Ancak maalesef bu televizyon kanalları petrol şirketlerine yardım edercesine iklim uzmanlarını reddetti. Nasıl mı? Bu kanallar şiddetli hava şartlarına insan kaynaklı global iklim değişikliğinin neden olduğuna değinmedi. 450 bölümde yalnızca 16 bölüm yani toplamda yüzde 4 oranında "iklim değişikliği", "global ısınma" ya da "sera gazları" kelimeleri kullanıldı. Yani şiddetli hava şartları ile ilgili haberlerin yüzde 96'sında insanların iklim üzerine etkisinden hiç bahsedilmedi. Evet, büyük petrol şirketlerinin reklam harcamaları büyük haber kanallarını etkiliyor.
Gerçek 4: 2013 yılı iklim değişikliği açısından insan tarihinin en kötü yılı oldu
- Global CO2 seviyesi 400'e çıktı ki bu bilinen tarihin en yüksek seviyesi.

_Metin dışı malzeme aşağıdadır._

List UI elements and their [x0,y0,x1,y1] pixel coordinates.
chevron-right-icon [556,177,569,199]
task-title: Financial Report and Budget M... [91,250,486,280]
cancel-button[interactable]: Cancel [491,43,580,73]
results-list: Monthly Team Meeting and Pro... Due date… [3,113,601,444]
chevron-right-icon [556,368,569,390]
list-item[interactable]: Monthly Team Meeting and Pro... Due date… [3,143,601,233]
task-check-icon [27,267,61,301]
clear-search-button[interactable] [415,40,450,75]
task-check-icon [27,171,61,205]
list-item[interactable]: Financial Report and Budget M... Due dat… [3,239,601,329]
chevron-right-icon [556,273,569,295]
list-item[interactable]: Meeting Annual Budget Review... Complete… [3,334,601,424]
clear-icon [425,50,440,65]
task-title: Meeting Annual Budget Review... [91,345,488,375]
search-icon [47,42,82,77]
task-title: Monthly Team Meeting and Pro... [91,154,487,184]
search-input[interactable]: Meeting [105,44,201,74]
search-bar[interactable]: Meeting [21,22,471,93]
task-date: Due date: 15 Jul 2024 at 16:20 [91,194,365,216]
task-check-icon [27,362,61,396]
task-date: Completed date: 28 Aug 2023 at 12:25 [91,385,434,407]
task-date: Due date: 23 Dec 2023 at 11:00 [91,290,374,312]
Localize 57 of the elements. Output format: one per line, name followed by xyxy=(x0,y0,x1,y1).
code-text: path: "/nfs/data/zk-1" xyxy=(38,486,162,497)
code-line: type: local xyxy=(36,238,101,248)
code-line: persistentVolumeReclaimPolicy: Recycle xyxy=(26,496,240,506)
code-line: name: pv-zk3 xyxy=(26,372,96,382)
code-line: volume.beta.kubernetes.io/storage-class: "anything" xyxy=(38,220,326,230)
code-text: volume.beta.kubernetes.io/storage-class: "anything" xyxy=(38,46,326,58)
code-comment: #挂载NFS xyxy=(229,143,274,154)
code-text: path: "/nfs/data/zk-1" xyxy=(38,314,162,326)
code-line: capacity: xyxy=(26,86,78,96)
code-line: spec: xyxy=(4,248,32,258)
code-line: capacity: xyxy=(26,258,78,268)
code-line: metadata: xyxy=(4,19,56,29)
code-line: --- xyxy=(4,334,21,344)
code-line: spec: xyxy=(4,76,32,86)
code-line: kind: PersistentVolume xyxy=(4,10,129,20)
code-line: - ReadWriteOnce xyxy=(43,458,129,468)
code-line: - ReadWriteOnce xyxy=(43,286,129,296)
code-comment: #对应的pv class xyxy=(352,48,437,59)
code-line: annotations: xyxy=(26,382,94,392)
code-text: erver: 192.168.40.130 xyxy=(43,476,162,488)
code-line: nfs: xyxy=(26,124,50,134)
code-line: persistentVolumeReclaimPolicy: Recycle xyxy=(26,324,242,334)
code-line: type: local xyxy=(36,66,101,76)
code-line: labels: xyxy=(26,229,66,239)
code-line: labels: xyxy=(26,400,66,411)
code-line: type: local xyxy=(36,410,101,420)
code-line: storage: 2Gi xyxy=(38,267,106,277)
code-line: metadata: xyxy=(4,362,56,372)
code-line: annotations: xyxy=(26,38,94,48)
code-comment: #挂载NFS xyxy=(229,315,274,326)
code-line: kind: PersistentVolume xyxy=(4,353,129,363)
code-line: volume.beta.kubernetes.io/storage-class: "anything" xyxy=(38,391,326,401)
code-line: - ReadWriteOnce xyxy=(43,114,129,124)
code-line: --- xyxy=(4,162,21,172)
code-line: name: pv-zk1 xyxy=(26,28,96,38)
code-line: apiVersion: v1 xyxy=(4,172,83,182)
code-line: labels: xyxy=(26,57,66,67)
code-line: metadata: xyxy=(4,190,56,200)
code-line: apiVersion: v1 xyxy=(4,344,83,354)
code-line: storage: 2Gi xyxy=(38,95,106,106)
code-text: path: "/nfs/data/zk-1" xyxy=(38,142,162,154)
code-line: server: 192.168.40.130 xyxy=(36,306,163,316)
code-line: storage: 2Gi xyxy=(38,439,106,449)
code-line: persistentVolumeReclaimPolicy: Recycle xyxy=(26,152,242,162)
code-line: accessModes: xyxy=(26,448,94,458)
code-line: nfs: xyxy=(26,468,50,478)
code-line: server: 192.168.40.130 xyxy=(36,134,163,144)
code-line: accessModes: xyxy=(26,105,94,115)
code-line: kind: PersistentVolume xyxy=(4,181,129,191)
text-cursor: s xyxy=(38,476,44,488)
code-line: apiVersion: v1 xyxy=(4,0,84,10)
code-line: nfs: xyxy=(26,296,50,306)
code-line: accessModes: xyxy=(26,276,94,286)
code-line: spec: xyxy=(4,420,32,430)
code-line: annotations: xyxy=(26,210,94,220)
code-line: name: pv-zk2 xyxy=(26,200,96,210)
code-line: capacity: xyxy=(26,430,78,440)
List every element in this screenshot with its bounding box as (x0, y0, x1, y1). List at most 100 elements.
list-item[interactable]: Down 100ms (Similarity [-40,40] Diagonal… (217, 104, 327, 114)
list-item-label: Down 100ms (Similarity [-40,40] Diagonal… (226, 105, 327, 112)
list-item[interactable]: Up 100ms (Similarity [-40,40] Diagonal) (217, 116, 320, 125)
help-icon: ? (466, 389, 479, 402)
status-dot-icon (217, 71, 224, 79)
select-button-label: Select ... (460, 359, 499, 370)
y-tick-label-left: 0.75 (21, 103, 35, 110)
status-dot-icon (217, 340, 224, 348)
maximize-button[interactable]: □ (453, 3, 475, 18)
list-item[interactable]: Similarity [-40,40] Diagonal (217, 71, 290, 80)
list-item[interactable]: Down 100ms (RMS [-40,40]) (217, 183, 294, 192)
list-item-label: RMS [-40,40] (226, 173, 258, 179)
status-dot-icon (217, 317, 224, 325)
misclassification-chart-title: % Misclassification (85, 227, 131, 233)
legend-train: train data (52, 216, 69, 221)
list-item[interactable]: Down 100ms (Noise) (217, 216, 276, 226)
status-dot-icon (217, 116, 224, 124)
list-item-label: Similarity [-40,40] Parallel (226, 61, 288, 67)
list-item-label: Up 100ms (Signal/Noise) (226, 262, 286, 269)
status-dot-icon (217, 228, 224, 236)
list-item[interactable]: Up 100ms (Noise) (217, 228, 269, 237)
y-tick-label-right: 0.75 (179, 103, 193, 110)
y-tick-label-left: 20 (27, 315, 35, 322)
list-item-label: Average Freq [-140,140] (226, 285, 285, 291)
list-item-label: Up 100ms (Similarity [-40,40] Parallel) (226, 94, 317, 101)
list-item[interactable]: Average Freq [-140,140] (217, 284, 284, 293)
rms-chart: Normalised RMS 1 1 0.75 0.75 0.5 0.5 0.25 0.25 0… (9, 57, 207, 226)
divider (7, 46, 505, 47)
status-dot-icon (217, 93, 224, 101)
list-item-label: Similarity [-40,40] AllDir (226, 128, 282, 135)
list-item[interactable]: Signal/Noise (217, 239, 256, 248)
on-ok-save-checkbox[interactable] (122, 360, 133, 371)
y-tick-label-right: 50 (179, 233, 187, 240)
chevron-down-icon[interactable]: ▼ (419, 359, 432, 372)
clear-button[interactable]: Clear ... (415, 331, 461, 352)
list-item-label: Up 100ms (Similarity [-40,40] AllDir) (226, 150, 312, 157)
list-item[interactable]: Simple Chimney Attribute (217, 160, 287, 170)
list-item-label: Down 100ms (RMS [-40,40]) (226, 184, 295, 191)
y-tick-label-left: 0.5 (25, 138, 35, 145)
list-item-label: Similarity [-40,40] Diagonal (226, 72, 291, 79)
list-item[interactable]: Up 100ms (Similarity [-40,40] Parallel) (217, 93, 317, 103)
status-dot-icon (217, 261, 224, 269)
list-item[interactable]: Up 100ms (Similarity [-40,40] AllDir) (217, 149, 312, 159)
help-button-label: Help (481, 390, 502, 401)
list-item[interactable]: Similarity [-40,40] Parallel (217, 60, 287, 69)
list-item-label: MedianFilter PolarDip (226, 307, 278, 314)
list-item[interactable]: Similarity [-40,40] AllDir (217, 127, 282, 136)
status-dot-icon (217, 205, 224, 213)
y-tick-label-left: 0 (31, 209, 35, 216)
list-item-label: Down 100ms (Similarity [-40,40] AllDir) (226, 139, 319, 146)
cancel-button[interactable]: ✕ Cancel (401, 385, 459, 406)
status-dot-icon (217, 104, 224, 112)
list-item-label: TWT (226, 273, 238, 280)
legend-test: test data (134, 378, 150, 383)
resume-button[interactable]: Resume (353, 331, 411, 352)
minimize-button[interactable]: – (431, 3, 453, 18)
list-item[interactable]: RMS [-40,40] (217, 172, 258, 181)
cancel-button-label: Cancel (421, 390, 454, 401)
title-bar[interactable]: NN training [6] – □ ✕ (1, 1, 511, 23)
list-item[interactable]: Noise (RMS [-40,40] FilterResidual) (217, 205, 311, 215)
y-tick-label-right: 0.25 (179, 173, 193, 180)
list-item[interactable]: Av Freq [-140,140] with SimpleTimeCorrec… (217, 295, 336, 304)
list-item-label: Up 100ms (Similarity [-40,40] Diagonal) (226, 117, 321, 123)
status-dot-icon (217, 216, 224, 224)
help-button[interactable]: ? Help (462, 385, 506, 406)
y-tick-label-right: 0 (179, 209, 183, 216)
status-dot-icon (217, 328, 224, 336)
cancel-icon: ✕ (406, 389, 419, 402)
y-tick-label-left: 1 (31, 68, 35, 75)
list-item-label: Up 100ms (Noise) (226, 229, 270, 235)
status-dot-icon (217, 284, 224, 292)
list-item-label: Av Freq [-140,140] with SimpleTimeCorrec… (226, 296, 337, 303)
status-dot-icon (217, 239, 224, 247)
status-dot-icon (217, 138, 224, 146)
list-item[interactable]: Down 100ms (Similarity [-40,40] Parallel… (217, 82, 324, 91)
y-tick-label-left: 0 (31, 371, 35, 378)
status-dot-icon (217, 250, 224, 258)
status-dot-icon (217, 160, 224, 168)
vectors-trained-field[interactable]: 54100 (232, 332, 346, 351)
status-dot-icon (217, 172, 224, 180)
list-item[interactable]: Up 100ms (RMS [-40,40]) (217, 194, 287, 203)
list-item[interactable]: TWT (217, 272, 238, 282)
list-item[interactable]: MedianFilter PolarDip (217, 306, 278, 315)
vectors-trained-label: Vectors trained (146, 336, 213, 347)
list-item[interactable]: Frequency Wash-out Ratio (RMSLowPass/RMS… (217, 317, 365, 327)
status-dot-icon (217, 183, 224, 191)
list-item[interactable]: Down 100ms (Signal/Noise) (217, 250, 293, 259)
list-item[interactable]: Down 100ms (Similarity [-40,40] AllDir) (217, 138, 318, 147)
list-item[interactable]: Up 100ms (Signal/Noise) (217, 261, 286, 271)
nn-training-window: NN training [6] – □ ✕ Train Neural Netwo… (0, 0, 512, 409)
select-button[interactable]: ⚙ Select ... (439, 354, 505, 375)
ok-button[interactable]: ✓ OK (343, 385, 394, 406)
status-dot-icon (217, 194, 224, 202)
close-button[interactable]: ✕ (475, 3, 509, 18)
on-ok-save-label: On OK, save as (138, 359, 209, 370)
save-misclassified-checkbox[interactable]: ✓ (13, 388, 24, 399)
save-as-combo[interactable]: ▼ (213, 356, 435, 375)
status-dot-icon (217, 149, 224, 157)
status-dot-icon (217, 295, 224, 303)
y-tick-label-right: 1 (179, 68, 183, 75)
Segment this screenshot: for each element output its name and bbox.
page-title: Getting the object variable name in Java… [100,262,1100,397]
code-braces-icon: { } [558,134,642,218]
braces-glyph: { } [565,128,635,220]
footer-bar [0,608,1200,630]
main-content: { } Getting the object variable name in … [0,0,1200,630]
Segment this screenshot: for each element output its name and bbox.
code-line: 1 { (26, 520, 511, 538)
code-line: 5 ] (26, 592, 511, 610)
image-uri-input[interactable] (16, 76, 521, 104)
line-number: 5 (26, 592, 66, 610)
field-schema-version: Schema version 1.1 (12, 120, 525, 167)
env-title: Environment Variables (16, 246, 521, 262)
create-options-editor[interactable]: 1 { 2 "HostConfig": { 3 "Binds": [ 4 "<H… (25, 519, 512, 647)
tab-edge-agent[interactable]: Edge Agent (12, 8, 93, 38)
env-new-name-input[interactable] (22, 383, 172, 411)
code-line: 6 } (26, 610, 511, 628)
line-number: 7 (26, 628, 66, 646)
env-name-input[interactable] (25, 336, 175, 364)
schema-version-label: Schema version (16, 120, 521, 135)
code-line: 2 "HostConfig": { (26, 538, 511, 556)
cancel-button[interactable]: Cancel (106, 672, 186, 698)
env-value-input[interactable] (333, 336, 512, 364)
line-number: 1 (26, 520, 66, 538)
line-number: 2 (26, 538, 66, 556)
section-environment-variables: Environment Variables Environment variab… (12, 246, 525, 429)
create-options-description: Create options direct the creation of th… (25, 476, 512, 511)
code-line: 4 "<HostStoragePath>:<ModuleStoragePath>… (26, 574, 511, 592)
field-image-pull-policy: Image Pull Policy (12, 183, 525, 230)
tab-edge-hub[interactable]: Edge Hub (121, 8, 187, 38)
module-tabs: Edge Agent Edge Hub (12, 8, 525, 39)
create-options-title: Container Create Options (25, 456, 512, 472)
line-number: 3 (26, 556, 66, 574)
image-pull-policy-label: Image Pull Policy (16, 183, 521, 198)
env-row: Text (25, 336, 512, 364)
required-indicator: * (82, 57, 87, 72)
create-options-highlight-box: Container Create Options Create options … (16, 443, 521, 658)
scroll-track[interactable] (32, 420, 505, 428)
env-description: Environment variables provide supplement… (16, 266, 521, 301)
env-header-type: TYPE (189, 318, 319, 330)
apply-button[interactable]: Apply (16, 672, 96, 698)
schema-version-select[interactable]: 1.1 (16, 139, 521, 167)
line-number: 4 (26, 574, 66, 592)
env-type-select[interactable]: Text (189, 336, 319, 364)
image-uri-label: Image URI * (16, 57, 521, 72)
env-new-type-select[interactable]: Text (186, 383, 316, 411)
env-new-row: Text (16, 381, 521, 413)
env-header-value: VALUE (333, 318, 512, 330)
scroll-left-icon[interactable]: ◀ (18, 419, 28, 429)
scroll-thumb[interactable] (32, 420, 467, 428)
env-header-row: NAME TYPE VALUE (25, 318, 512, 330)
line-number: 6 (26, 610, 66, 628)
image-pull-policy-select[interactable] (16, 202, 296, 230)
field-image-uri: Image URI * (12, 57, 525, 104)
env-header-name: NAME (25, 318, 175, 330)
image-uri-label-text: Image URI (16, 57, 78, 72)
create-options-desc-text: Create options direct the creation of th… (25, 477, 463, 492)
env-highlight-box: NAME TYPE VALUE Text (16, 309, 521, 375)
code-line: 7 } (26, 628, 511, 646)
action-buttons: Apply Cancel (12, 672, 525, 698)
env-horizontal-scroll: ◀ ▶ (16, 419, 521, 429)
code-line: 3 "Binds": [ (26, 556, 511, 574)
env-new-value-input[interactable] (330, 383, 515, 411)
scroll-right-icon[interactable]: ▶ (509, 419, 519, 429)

- Daha fazla ısınma oldu, bu ısınma daha hızlı gerçekleşti.
- Daha fazla hayvanın soyu tükenme ile karşı karşıya kaldı.
- Yer küre ölümcül sıcaklıklara, kuraklıklara ve kontrolden çıkan yangınlara sahne oldu.
- Boğucu kirlilik nüfus merkezlerini kapattı.
- Doğal felaketler yaşayan ülkeler yine de emisyon ile ilgili adım atmadı.
- Deniz seviyesi rekor yüksek seviyelere çıktı, fırtına ve sellere yol açtı.
- Dünyanın çoğunda fosil yakıt yatırımı iki katına çıktı.
Ne yazık ki metan gazı emisyonuna olması gerektiği kadar önem vermiyoruz.